To further secure the future of your differently abled child, you should create a trust that can look after his or her finances in your absence. You have to appoint a trustee, who could either be the legal guardian or someone else, to manage the affairs of the trust. He would also be responsible for managing the paperwork, such as ownership documents associated with the trust, as well as ensure that tax liabilities are met on time. Given the level of responsibilities involved, you must appoint someone who is trustworthy and capable.

Some people prefer appointing an institution, such as a bank or a boutique estate planning firm, as a trustee. “In a way, they are a superior option because they are professionals. Besides, they are unlikely to cheat as they have a reputation to maintain,” says advocate Geetanjali Dutta. Besides, institutional trustees will have a longer life span than individuals.

“But whomever you appoint as the trustee, make sure you do adequate research about the person’s character, trustworthiness and capability,” warns Dutta. You will also need to take the help of a lawyer to set up the trust and ensure that it has a proper structure and serves the purpose for which it was created. Also, lay down a detailed mandate for the trustee by keeping the needs of your child in mind. For instance, you could set a mandate that the child be kept in a care centre and the trust be used to fund that specific purpose.
Funding the trust

High net worth individuals, who have many properties, can easily earmark some of these to fund the trust. How should a middle-class, salaried individual set up a trust? The first step to this seemingly mammoth task is to list out the child’s current expenses, including education and medical care.

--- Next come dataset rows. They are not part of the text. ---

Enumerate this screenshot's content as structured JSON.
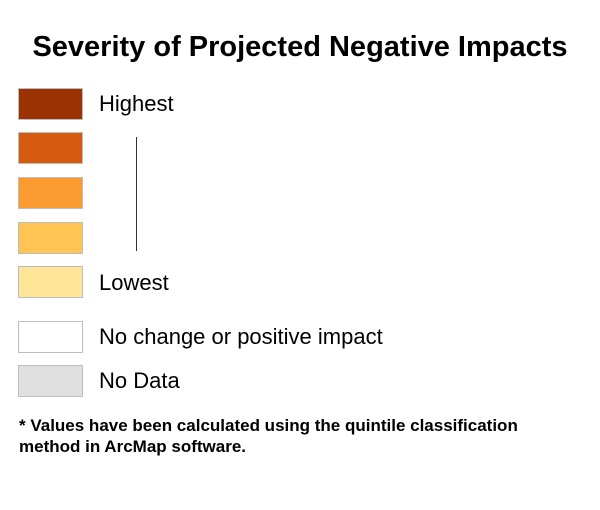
{
  "legend": {
    "title": "Severity of Projected Negative Impacts",
    "classes": [
      {
        "label": "Highest",
        "color": "#9b3203"
      },
      {
        "label": "",
        "color": "#d65b0f"
      },
      {
        "label": "",
        "color": "#fb9a2e"
      },
      {
        "label": "",
        "color": "#ffc454"
      },
      {
        "label": "Lowest",
        "color": "#fee598"
      },
      {
        "label": "No change or positive impact",
        "color": "#ffffff"
      },
      {
        "label": "No Data",
        "color": "#e0e0e0"
      }
    ],
    "footnote": "* Values have been calculated using the quintile classification method in ArcMap software."
  }
}
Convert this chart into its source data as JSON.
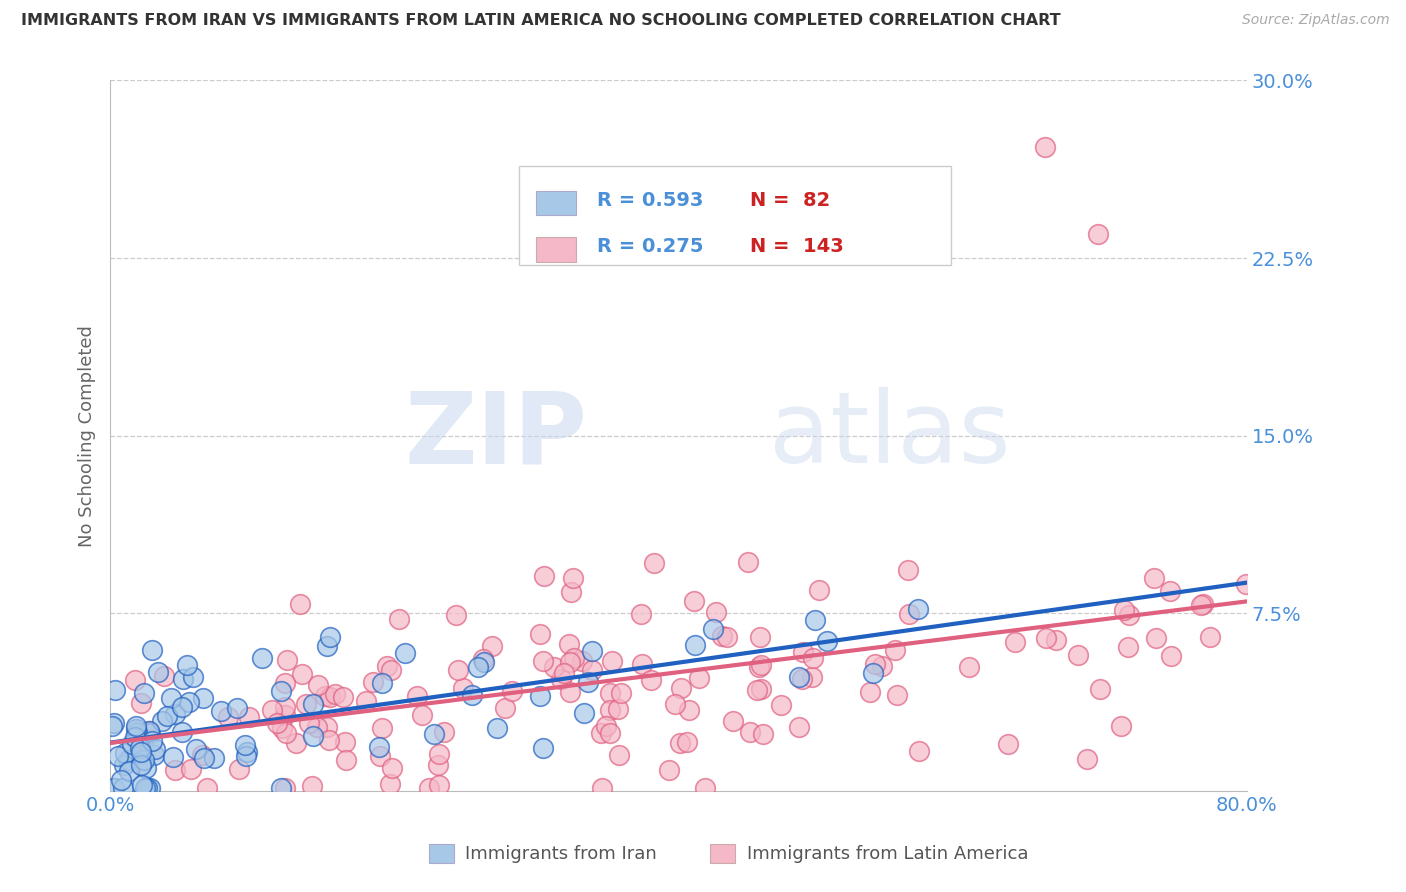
{
  "title": "IMMIGRANTS FROM IRAN VS IMMIGRANTS FROM LATIN AMERICA NO SCHOOLING COMPLETED CORRELATION CHART",
  "source": "Source: ZipAtlas.com",
  "xlabel_iran": "Immigrants from Iran",
  "xlabel_latam": "Immigrants from Latin America",
  "ylabel": "No Schooling Completed",
  "watermark_zip": "ZIP",
  "watermark_atlas": "atlas",
  "xlim": [
    0.0,
    0.8
  ],
  "ylim": [
    0.0,
    0.3
  ],
  "iran_R": 0.593,
  "iran_N": 82,
  "latam_R": 0.275,
  "latam_N": 143,
  "iran_color": "#a8c8e8",
  "latam_color": "#f4b8c8",
  "iran_line_color": "#2060c0",
  "latam_line_color": "#e06080",
  "background_color": "#ffffff",
  "grid_color": "#cccccc",
  "title_color": "#333333",
  "axis_label_color": "#666666",
  "tick_label_color": "#4a90d9",
  "legend_text_color": "#4a90d9",
  "legend_N_color": "#cc2222",
  "source_color": "#aaaaaa"
}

Next, consider additional costs that may arise in the future, such as the need for a caregiver. Do not forget to consider the costs of routine equipment, such as a wheelchair or other communication tools. Finally, consider an annual inflation rate of around 8 per cent to arrive at the estimated future value to take care of the special-needs child.

Once you have the target amount, start identifying assets that could be enrolled under the trust to fund your child’s needs. Assets could include real estate, equity or even debt investments that you have made for your child. All cash gifts receives in the name of your child, should also be invested in longterm options, including equity. Do not expose your portfolio to too much risk. Ideally, maintain a ratio of 60:40 in favour of debt.

You should also have adequate life insurance, which could fund the trust in case of your premature death. A pure term plan is definitely a good option that will be able to meet your targets to a great extent, but also be on the look out for special plans that are specifically designed for the benefit of differently abled children.